Dissatisfied customer
Yesterday I had an email from Marks & Spencer urging me to write a customer review for a pair of shorts I purchased on line. Occasionally I buy stuff on Amazon’s marketplace; when I am satisfied there I will always post a positive review of the seller’s performance . . . but not the product; to me the two are unrelated. When I am not, I won’t. However I do get a little annoyed when the UK’s biggest clothing store tries to make me a voluntary arm of its marketing process. So I wrote a review, and submitted it; I couldn’t keep a copy, as it was on an M&S pro forma, but this is what it said, more or less:
I am posting this review because the pushy sales people at M&S asked me to. This is a mediocre garment and not under-priced in any way. It fits me and it meets my needs. However I cannot tell whether it will fit you or meet yours. In other words, I am not in a position to offer encouragement or discouragement to potential buyers. Now that I have done as they asked I hope that the pushy sales people at M&S will go away and will stop trying to use me to influence other innocent shoppers.
This morning I received another email from M&S. Surprise. My review has been rejected on the ground that it did not meet one or more of the company’s guidelines.

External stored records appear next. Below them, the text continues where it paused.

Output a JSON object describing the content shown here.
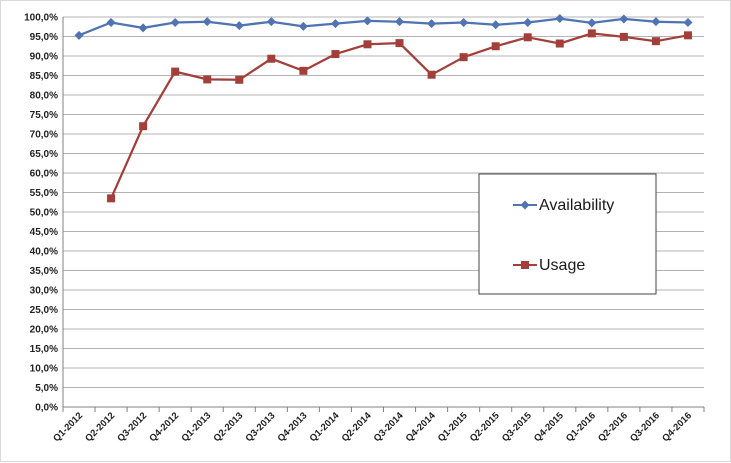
{
  "chart_data": {
    "type": "line",
    "title": "",
    "xlabel": "",
    "ylabel": "",
    "ylim": [
      0,
      100
    ],
    "y_tick_step": 5,
    "y_tick_labels": [
      "0,0%",
      "5,0%",
      "10,0%",
      "15,0%",
      "20,0%",
      "25,0%",
      "30,0%",
      "35,0%",
      "40,0%",
      "45,0%",
      "50,0%",
      "55,0%",
      "60,0%",
      "65,0%",
      "70,0%",
      "75,0%",
      "80,0%",
      "85,0%",
      "90,0%",
      "95,0%",
      "100,0%"
    ],
    "grid": true,
    "legend_position": "right, inside plot",
    "categories": [
      "Q1-2012",
      "Q2-2012",
      "Q3-2012",
      "Q4-2012",
      "Q1-2013",
      "Q2-2013",
      "Q3-2013",
      "Q4-2013",
      "Q1-2014",
      "Q2-2014",
      "Q3-2014",
      "Q4-2014",
      "Q1-2015",
      "Q2-2015",
      "Q3-2015",
      "Q4-2015",
      "Q1-2016",
      "Q2-2016",
      "Q3-2016",
      "Q4-2016"
    ],
    "series": [
      {
        "name": "Availability",
        "color": "#4f73b3",
        "marker": "diamond",
        "values": [
          95.3,
          98.6,
          97.2,
          98.6,
          98.8,
          97.8,
          98.8,
          97.6,
          98.3,
          99.0,
          98.8,
          98.3,
          98.6,
          98.0,
          98.6,
          99.6,
          98.5,
          99.5,
          98.8,
          98.6
        ]
      },
      {
        "name": "Usage",
        "color": "#a33f3b",
        "marker": "square",
        "values": [
          null,
          53.5,
          72.0,
          86.0,
          84.0,
          83.9,
          89.3,
          86.2,
          90.5,
          93.0,
          93.3,
          85.2,
          89.7,
          92.5,
          94.8,
          93.2,
          95.8,
          94.9,
          93.8,
          95.3
        ]
      }
    ]
  }
}
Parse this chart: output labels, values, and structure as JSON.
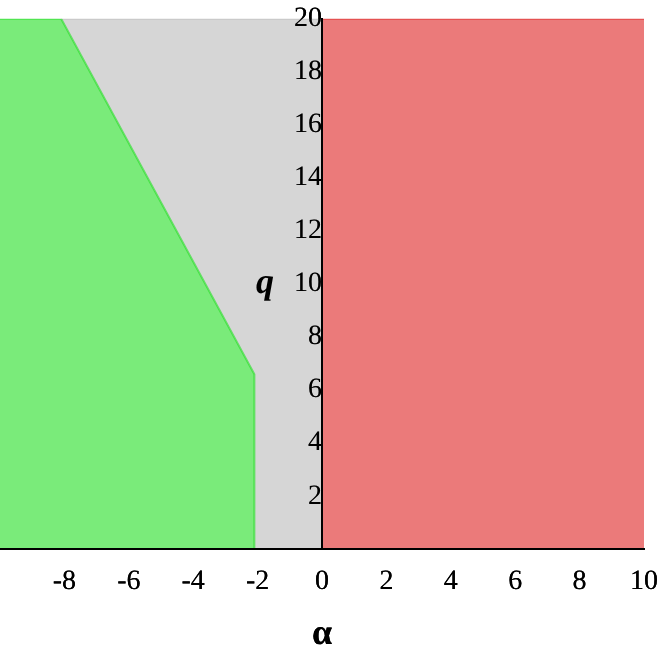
{
  "chart_data": {
    "type": "area",
    "xlabel": "α",
    "ylabel": "q",
    "stacked": true,
    "xlim": [
      -10,
      10
    ],
    "ylim": [
      0,
      20
    ],
    "xticks": [
      -8,
      -6,
      -4,
      -2,
      0,
      2,
      4,
      6,
      8,
      10
    ],
    "yticks": [
      2,
      4,
      6,
      8,
      10,
      12,
      14,
      16,
      18,
      20
    ],
    "grid": false,
    "legend": false,
    "x": [
      -10,
      -8.1,
      -2.1,
      -2.1,
      0,
      0,
      10
    ],
    "series": [
      {
        "color": "#22dd22",
        "values": [
          20,
          20,
          6.6,
          0,
          null,
          null,
          null
        ]
      },
      {
        "color": "#bbbbbb",
        "values": [
          null,
          0,
          13.4,
          20,
          20,
          null,
          null
        ]
      },
      {
        "color": "#dd2222",
        "values": [
          null,
          null,
          null,
          null,
          null,
          20,
          20
        ]
      }
    ]
  }
}
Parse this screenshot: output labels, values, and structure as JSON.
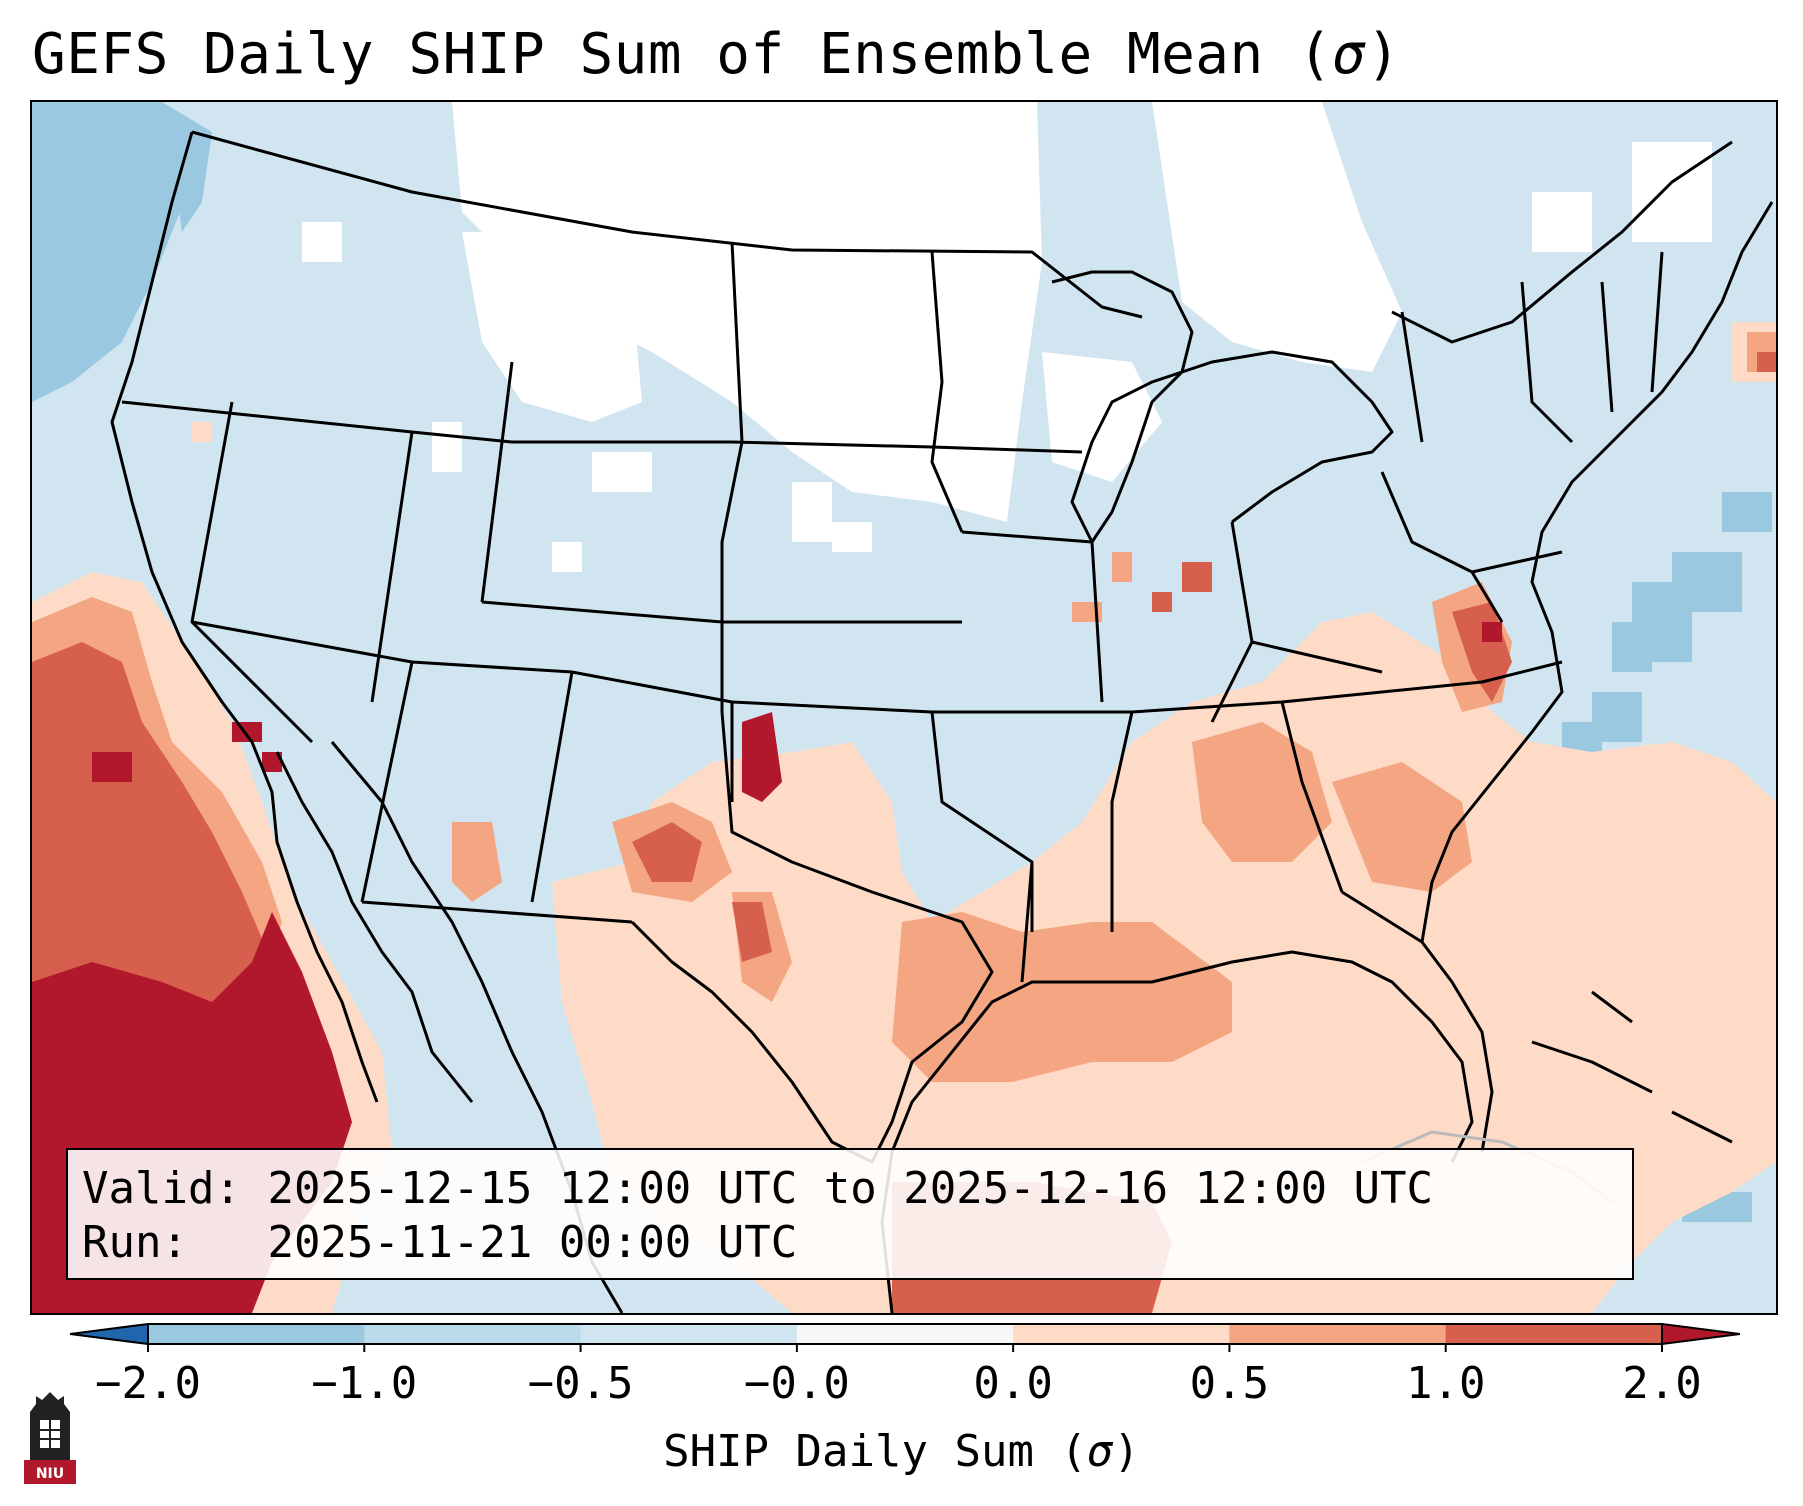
{
  "title": "GEFS Daily SHIP Sum of Ensemble Mean (",
  "title_symbol": "σ",
  "title_close": ")",
  "info": {
    "valid_label": "Valid:",
    "valid_value": "2025-12-15 12:00 UTC to 2025-12-16 12:00 UTC",
    "run_label": "Run:",
    "run_value": "2025-11-21 00:00 UTC"
  },
  "colorbar": {
    "ticks": [
      "−2.0",
      "−1.0",
      "−0.5",
      "−0.0",
      "0.0",
      "0.5",
      "1.0",
      "2.0"
    ],
    "bins": [
      {
        "from": -2.0,
        "to": -1.0,
        "color": "#9ac8e0"
      },
      {
        "from": -1.0,
        "to": -0.5,
        "color": "#bcdbea"
      },
      {
        "from": -0.5,
        "to": -0.0,
        "color": "#d1e5f0"
      },
      {
        "from": -0.0,
        "to": 0.0,
        "color": "#f7f7f7"
      },
      {
        "from": 0.0,
        "to": 0.5,
        "color": "#fddbc7"
      },
      {
        "from": 0.5,
        "to": 1.0,
        "color": "#f4a582"
      },
      {
        "from": 1.0,
        "to": 2.0,
        "color": "#d6604d"
      }
    ],
    "under_color": "#2166ac",
    "over_color": "#b2182b",
    "label": "SHIP Daily Sum (",
    "label_symbol": "σ",
    "label_close": ")"
  },
  "logo": {
    "text": "NIU",
    "color": "#b2182b"
  },
  "colors": {
    "neutral_blue": "#d1e5f0",
    "light_red": "#fddbc7",
    "mid_red": "#f4a582",
    "red": "#d6604d",
    "dark_red": "#b2182b",
    "blue": "#9ac8e0",
    "white": "#ffffff"
  }
}
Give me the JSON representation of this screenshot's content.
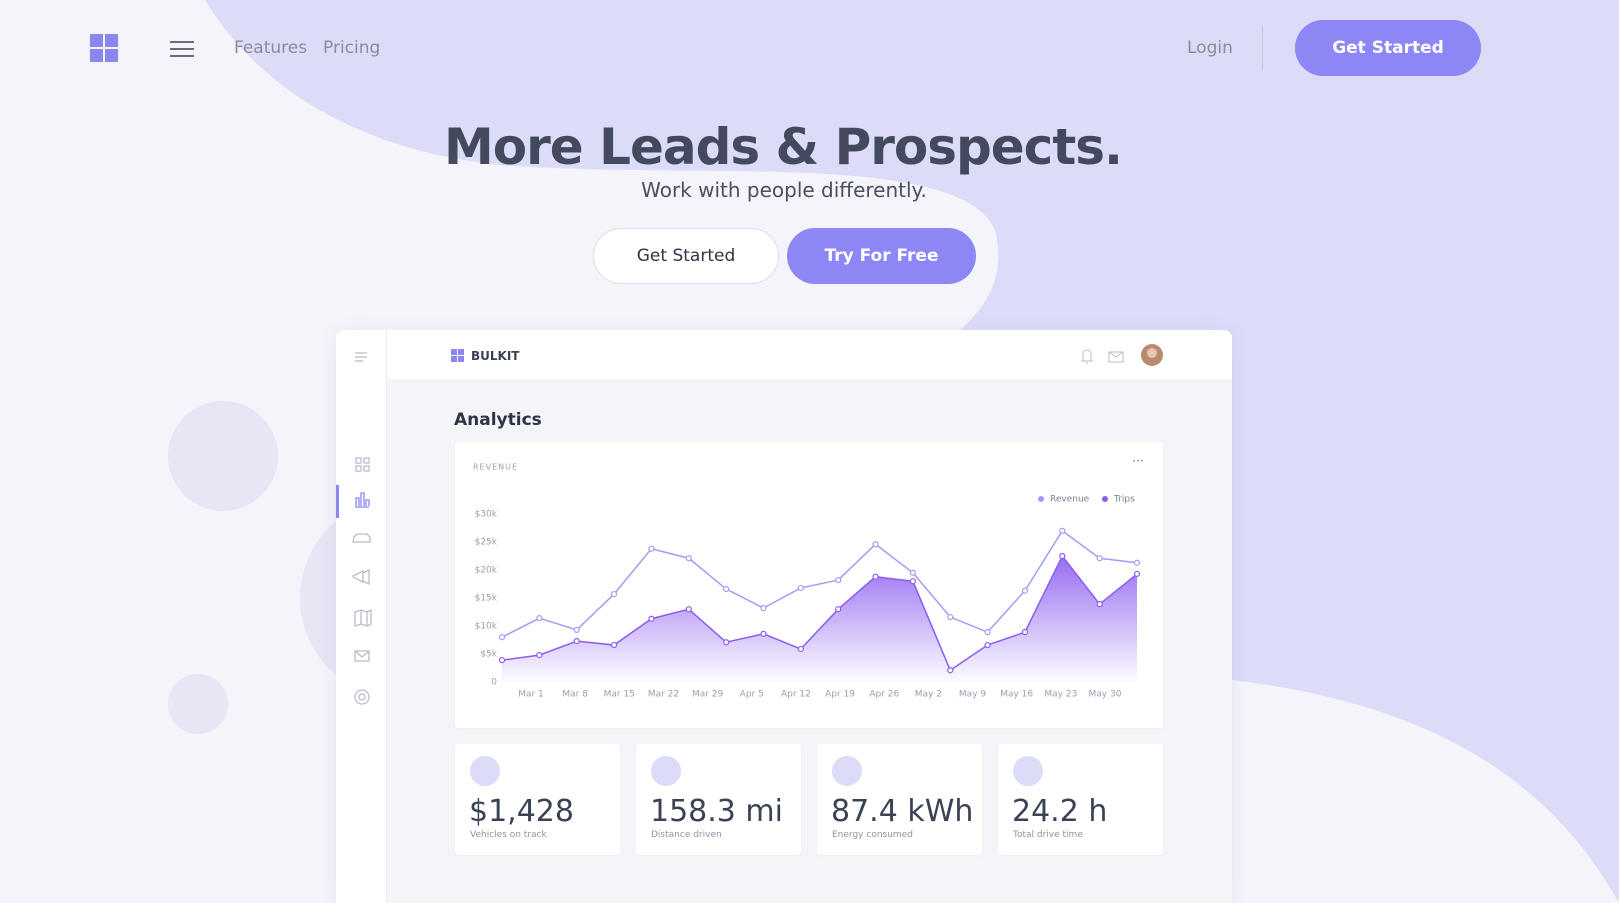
{
  "nav": {
    "links": [
      "Features",
      "Pricing"
    ],
    "login": "Login",
    "cta": "Get Started"
  },
  "hero": {
    "title": "More Leads & Prospects.",
    "subtitle": "Work with people differently.",
    "buttons": [
      "Get Started",
      "Try For Free"
    ]
  },
  "dashboard": {
    "brand": "BULKIT",
    "heading": "Analytics",
    "chart": {
      "type": "line",
      "title": "REVENUE",
      "xtick_labels": [
        "Mar 1",
        "Mar 8",
        "Mar 15",
        "Mar 22",
        "Mar 29",
        "Apr 5",
        "Apr 12",
        "Apr 19",
        "Apr 26",
        "May 2",
        "May 9",
        "May 16",
        "May 23",
        "May 30"
      ],
      "series": [
        {
          "name": "Revenue",
          "color": "#a29cf6",
          "values": [
            8000,
            11400,
            9300,
            15700,
            23800,
            22100,
            16600,
            13200,
            16800,
            18200,
            24600,
            19500,
            11600,
            8900,
            16300,
            27000,
            22100,
            21300
          ]
        },
        {
          "name": "Trips",
          "color": "#8b5cf0",
          "fill": true,
          "values": [
            3900,
            4800,
            7300,
            6600,
            11300,
            13000,
            7100,
            8600,
            5900,
            13000,
            18800,
            18000,
            2100,
            6600,
            8900,
            22500,
            13900,
            19300
          ]
        }
      ],
      "ylim": [
        0,
        30000
      ],
      "yticks": [
        0,
        {
          "value": 5000,
          "label": "$5k"
        },
        {
          "value": 10000,
          "label": "$10k"
        },
        {
          "value": 15000,
          "label": "$15k"
        },
        {
          "value": 20000,
          "label": "$20k"
        },
        {
          "value": 25000,
          "label": "$25k"
        },
        {
          "value": 30000,
          "label": "$30k"
        }
      ]
    },
    "stats": [
      {
        "value": "$1,428",
        "label": "Vehicles on track"
      },
      {
        "value": "158.3 mi",
        "label": "Distance driven"
      },
      {
        "value": "87.4 kWh",
        "label": "Energy consumed"
      },
      {
        "value": "24.2 h",
        "label": "Total drive time"
      }
    ]
  }
}
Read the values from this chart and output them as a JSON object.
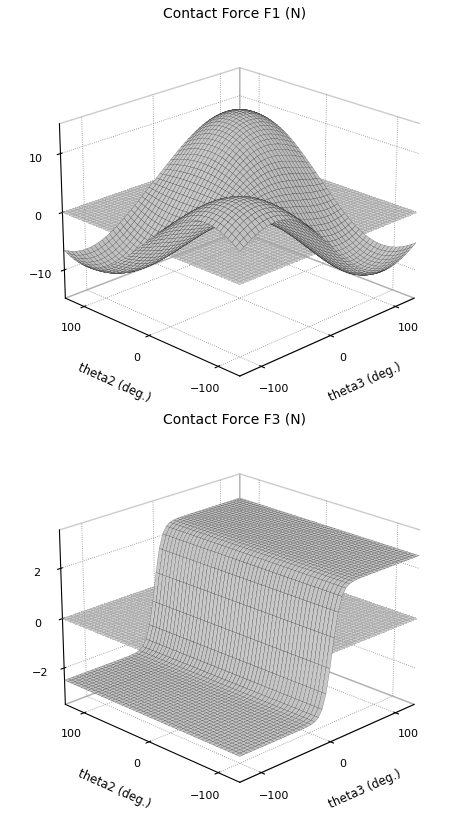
{
  "title1": "Contact Force F1 (N)",
  "title2": "Contact Force F3 (N)",
  "xlabel_left": "theta3 (deg.)",
  "xlabel_right": "theta2 (deg.)",
  "theta_ticks": [
    -100,
    0,
    100
  ],
  "f1_zlim": [
    -15,
    15
  ],
  "f1_zticks": [
    -10,
    0,
    10
  ],
  "f3_zlim": [
    -3.5,
    3.5
  ],
  "f3_zticks": [
    -2,
    0,
    2
  ],
  "n_points": 50,
  "elev1": 22,
  "azim1": 225,
  "elev2": 22,
  "azim2": 225
}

I’ve just looked at those and can’t find a single clause that would have disqualified it from publication: other than this . . . it wasn’t what M&S wanted me to say.
Have you been at the ‘Whacky Backy?’ – what’s that comment mean to mean?
Get back to your Desk and write another (proper) ‘Skinner’
Have a nice day
Enjoy the sun
No, I don’t smoke: anything. Have you been spending too much time at the BNI Whisky Chapter, Mr Birkmyre? Get on with the financial advising and enjoy the rain in Aberdeen.